En faisant la moyenne de tous les indicateurs, les chercheurs sont donc arrivés à un classement général qui recoupe par conséquent les cinq dimensions choisies. Le Luxembourg arrive dans ce classement en 9e position, alors qu’il était en 2006 encore en 7e position. Le Grand-Duché arrive cependant largement devant ses voisins, classés, respectivement, aux 11e, 17e et 19e rangs pour la France, la Belgique et l’Allemagne.
En tête, avec une belle constance par rapport à 2006, arrivent la Suède, le Danemark et les Pays-Bas.

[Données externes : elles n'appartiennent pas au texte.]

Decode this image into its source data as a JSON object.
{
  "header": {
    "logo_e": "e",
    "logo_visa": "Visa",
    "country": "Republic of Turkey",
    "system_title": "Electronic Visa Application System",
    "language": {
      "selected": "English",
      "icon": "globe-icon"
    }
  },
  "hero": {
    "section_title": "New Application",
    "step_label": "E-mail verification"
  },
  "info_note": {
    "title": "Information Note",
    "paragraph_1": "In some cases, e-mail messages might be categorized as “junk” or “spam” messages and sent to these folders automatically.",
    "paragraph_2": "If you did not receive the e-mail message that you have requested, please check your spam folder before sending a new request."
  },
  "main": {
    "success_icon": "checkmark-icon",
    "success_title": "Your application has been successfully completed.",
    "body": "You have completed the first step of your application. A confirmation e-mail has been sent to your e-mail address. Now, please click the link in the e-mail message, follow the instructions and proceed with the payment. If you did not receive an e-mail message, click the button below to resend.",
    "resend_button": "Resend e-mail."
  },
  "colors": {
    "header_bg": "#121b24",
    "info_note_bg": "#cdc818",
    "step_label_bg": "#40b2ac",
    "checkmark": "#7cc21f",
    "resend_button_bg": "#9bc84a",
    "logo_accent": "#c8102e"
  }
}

A noter, la Slovénie, classée en 5e position, est le premier des nouveaux Etats membres. En queue de peloton, on trouve la Grèce, la Roumanie et le Portugal. Les variations ont été les plus fortes en Lettonie et en Hongrie, pays qui ont tout deux connu un net recul en matière sociale si l’on en croit ces indicateurs, tandis que le classement révèle, par rapport à 2006, des avancées importantes au Royaume-Uni, à Chypre, en Estonie, en Bulgarie et en Allemagne.

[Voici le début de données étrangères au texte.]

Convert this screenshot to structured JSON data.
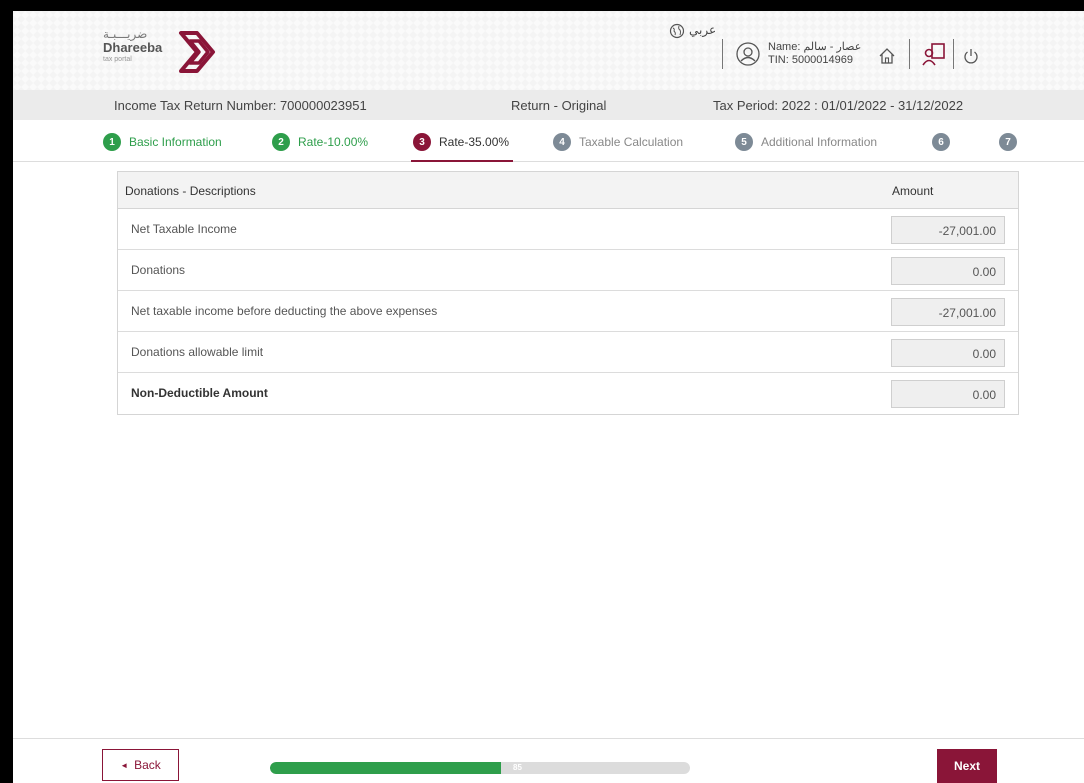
{
  "brand": {
    "name_ar": "ضريـــبـة",
    "name_en": "Dhareeba",
    "tagline": "tax portal",
    "color": "#8a1538"
  },
  "header": {
    "language_toggle": "عربي",
    "user_name": "Name: عصار - سالم",
    "tin": "TIN: 5000014969"
  },
  "info": {
    "return_number": "Income Tax Return Number: 700000023951",
    "return_type": "Return - Original",
    "tax_period": "Tax Period: 2022 : 01/01/2022 - 31/12/2022"
  },
  "steps": [
    {
      "num": "1",
      "label": "Basic Information",
      "state": "done"
    },
    {
      "num": "2",
      "label": "Rate-10.00%",
      "state": "done"
    },
    {
      "num": "3",
      "label": "Rate-35.00%",
      "state": "active"
    },
    {
      "num": "4",
      "label": "Taxable Calculation",
      "state": "todo"
    },
    {
      "num": "5",
      "label": "Additional Information",
      "state": "todo"
    },
    {
      "num": "6",
      "label": "",
      "state": "todo"
    },
    {
      "num": "7",
      "label": "",
      "state": "todo"
    }
  ],
  "table": {
    "col_description": "Donations - Descriptions",
    "col_amount": "Amount",
    "rows": [
      {
        "label": "Net Taxable Income",
        "amount": "-27,001.00"
      },
      {
        "label": "Donations",
        "amount": "0.00"
      },
      {
        "label": "Net taxable income before deducting the above expenses",
        "amount": "-27,001.00"
      },
      {
        "label": "Donations allowable limit",
        "amount": "0.00"
      },
      {
        "label": "Non-Deductible Amount",
        "amount": "0.00"
      }
    ]
  },
  "footer": {
    "back_label": "Back",
    "next_label": "Next",
    "progress_value": "85",
    "progress_percent": 55,
    "progress_color": "#2e9e4b"
  }
}
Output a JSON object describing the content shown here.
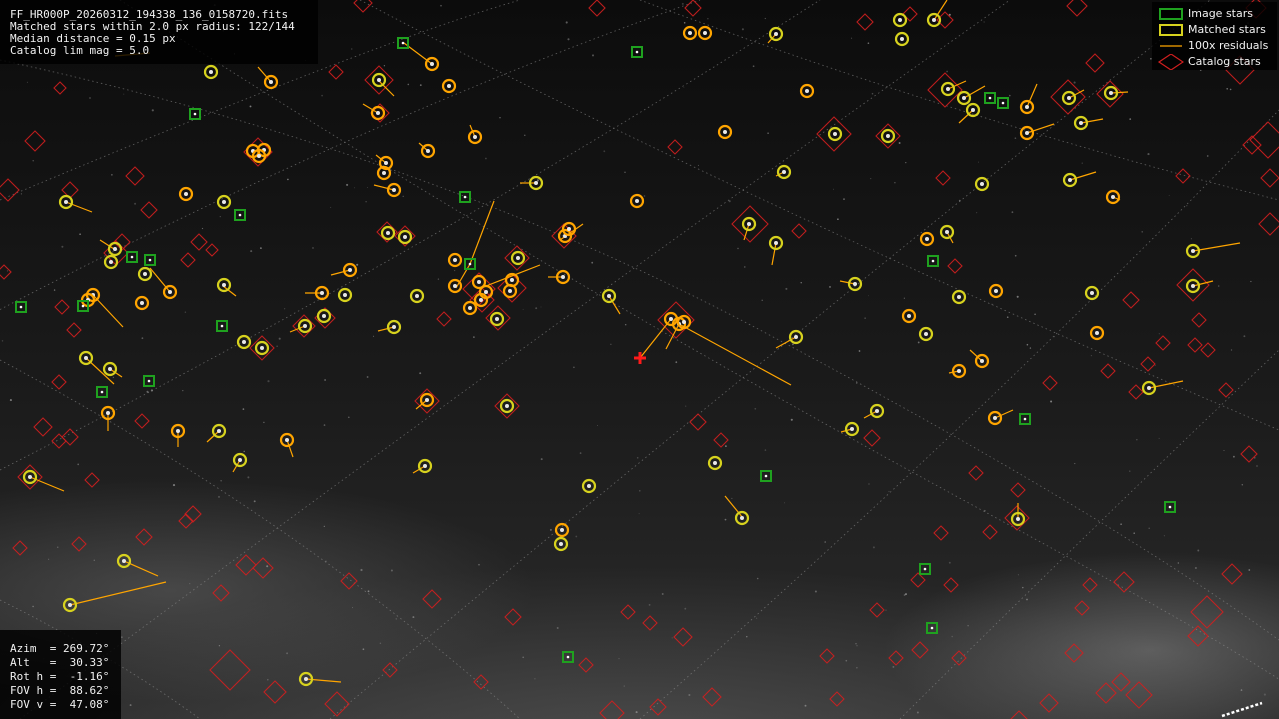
{
  "info": {
    "filename": "FF_HR000P_20260312_194338_136_0158720.fits",
    "matched_line": "Matched stars within 2.0 px radius: 122/144",
    "median_line": "Median distance = 0.15 px",
    "limmag_line": "Catalog lim mag = 5.0"
  },
  "pointing": {
    "azim": "Azim  = 269.72°",
    "alt": "Alt   =  30.33°",
    "rot": "Rot h =  -1.16°",
    "fov_h": "FOV h =  88.62°",
    "fov_v": "FOV v =  47.08°"
  },
  "legend": {
    "image_stars": "Image stars",
    "matched_stars": "Matched stars",
    "residuals": "100x residuals",
    "catalog_stars": "Catalog stars"
  },
  "colors": {
    "image_star": "#1fa11f",
    "matched_star": "#d7d21e",
    "residual": "#ffa500",
    "catalog_star": "#d01f1f",
    "grid": "#8a8a8a",
    "centre_marker": "#ff1a1a"
  },
  "icons": {
    "image_star": "green-square-icon",
    "matched_star": "yellow-orange-ring-icon",
    "residual": "orange-line-icon",
    "catalog_star": "red-diamond-icon",
    "centre": "red-cross-icon"
  }
}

En termes d’inégalité dans la répartition des revenus, le Luxembourg est classé au 13e rang, comptant plutôt parmi les bons élèves de l’UE par rapport à la moyenne européenne. C’est la Slovénie qui arrive en tête pour cet indicateur, tandis que le Portugal est la lanterne rouge de l’Union en la matière, avec une disparité de ressources qui atteint le double de celle de la Slovénie.

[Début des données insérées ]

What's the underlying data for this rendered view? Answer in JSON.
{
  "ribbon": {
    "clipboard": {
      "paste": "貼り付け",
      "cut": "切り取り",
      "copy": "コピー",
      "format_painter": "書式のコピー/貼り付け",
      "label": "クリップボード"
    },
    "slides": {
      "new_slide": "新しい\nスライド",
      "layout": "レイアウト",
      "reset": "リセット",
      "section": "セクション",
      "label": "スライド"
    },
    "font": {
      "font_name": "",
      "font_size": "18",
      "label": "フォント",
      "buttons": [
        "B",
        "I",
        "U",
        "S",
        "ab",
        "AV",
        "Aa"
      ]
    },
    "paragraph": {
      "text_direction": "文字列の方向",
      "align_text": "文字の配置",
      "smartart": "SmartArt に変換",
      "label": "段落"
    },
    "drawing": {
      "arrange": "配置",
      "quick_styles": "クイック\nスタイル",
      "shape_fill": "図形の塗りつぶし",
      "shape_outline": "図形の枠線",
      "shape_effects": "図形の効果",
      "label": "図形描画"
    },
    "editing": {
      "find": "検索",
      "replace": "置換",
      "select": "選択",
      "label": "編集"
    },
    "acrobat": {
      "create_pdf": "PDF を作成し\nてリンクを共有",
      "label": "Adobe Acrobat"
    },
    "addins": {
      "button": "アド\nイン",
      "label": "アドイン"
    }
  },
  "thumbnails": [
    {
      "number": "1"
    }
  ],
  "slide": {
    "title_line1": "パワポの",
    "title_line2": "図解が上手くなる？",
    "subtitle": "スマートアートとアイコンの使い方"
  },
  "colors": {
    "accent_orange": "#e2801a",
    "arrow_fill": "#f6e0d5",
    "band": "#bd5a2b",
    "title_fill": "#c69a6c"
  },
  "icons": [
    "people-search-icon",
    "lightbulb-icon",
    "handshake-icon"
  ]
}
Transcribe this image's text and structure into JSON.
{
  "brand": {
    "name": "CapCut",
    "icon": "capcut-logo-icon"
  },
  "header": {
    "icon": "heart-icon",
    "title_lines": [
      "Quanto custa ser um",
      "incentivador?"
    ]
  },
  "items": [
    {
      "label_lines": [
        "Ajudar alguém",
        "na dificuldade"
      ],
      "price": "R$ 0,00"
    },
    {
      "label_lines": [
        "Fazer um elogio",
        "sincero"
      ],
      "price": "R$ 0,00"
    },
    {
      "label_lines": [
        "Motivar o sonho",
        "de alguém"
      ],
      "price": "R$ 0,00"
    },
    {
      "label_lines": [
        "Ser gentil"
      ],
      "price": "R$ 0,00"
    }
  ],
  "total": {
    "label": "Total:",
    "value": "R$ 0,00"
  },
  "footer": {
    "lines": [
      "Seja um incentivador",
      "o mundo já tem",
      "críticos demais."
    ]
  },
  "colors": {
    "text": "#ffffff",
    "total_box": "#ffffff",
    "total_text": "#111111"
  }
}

En ce qui concerne la pauvreté, le Luxembourg est juste au dessus de la moyenne européenne, classé en 11e position. La tendance est cependant nettement à la baisse puisqu’en 2003, le Grand-Duché était au 3e rang des pays de l’UE !
Pour ce qui est de l’assurance chômage, la tendance est à une certaine constance dans l’ensemble de l’UE où le Luxembourg, avec des allocations qui couvrent, sur une période de chômage de 60 mois, en moyenne 65 % du dernier salaire, est à la 8e place. L’Irlande est en tête, suivie par les pays scandinaves, tandis que les pays méditerranéens sont le plus à la traîne.
Le risque de pauvreté infantile est particulièrement réduit au Luxembourg, qui est à la 2e place, juste derrière la Slovénie. C’est au Royaume-Uni que le bât blesse le plus et malheureusement, c’est une constante.
Quant au risque de pauvreté encouru par les personnes âgées, il est lui aussi très bas au Luxembourg, qui est en 3e place du classement, derrière la République Tchèque et la Hongrie. C’est Chypre qui souffre le plus de ce problème, tandis que la situation s’est sensiblement dégradée dans les pays baltes.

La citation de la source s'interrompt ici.